Research-focused MFT employee’s family benefits from a study run from her workplace
Research Practitioner, Rebekah Brown from Saint Mary’s Hospital, has experienced first-hand the value of research as her family participated in a recently published breast and ovarian cancer study.
The work was co-led by her hospital colleagues, Professors Gareth Evans and Bill Newman and Dr Miriam Smith, who supervised the work of a PhD student, Elke van Veen. It identified a novel type of genetic change, and its cause, which switches off a gene in families affected by early-onset breast and ovarian cancer. The research featured in the American Journal of Human Genetics.
Three generations of 26 year old Rebekah’s Stockport based family benefited from the study: her grandmother and aunty, Pamela and Andrea Todd, who both previously had early on-set breast cancer diagnosed in their thirties, together with unaffected family member, Rebekah’s mother, Paula Brown. The family became known to researchers initially through Pamela’s participation in a breast cancer study over 20 years ago.
Rebekah and her mum Paula
Currently, cancer causing variations in the BRCA1 or BRCA2 genes are identified in around 20% of families with multiple women with early-onset breast and ovarian cancer. Previously breast cancer associated variants have been described inside the BRCA1 gene. This is the first research to identify that variants outside this gene can result in breast cancer together with the cause, the ‘epigenetic silencing’ mechanism.
Research results showed that Pamela, now in her late 60s, Andrea, aged 44, and 50 year old Paula, who works as a NHS Office Administrator, have the genetic change. As a result, Paula’s daughters, Rebekah and her older sister, Jessica Squires, aged 28, were also tested for the variant. Both had negative results.
My mum was previously told she, and the family, didn’t carry a BRCA1 mutation, but did have this new genetic change. This information means she can make informed decisions about her health and I know that I don’t have a raised risk. I’m not going to be spending my life worrying about getting cancer. This personal experience has reinforced my belief in the value of research and I would strongly encourage people who may be eligible for participation to seriously consider this option.

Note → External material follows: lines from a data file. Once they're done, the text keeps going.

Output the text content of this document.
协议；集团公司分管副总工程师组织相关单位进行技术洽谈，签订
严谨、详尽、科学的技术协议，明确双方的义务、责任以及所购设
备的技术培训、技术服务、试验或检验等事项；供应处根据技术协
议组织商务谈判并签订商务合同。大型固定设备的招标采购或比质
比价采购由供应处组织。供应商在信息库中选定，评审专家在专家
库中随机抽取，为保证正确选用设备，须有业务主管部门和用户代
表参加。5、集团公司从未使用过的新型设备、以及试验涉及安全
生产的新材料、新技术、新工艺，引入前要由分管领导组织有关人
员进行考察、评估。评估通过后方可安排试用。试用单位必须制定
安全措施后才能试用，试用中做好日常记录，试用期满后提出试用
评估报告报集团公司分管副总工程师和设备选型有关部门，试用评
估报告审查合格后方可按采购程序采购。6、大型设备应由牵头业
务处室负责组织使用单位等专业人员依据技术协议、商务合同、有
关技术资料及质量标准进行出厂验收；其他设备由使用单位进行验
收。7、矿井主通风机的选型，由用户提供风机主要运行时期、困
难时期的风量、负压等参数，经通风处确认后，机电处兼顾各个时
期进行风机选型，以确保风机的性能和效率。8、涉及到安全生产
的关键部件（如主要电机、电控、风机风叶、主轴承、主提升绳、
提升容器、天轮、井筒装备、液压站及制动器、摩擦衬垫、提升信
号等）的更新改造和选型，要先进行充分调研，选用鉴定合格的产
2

Rebekah, has worked at the Manchester Centre for Genomic Medicine at Saint Mary’s for five years in total, including three in her current role as a Research Practitioner. Professors Evans and Newman are consultants in the centre.
It is unusual for a member of staff, and their relatives, to take part in one of our research studies, but when this happens it really brings home to us how rare diseases can affect any one, and the impact that our work can have. Leading on from this specific work, we will focus on how the mechanism switches off the BRCA1 gene and whether other variants in the region have a similar effect. This will help to determine which women are at highest risk of breast and ovarian cancers.
Professor Bill Newman
The study involved 49 families at very high risk of developing early-onset breast and ovarian cancer, but who had proved negative in the usual BRCA gene testing. Two families from Greater Manchester, including Rebekah’s, were found to have this new type of inherited gene variation.
Breast and ovarian cancer are some of the commonest forms of women’s cancers, with over 54,000 and 7,000 people diagnosed with breast and ovarian cancer respectively, in the UK, each year.
This research was funded by the charity Prevent Breast Cancer and the National Institute for Health Research (NIHR) Manchester Biomedical Research Centre.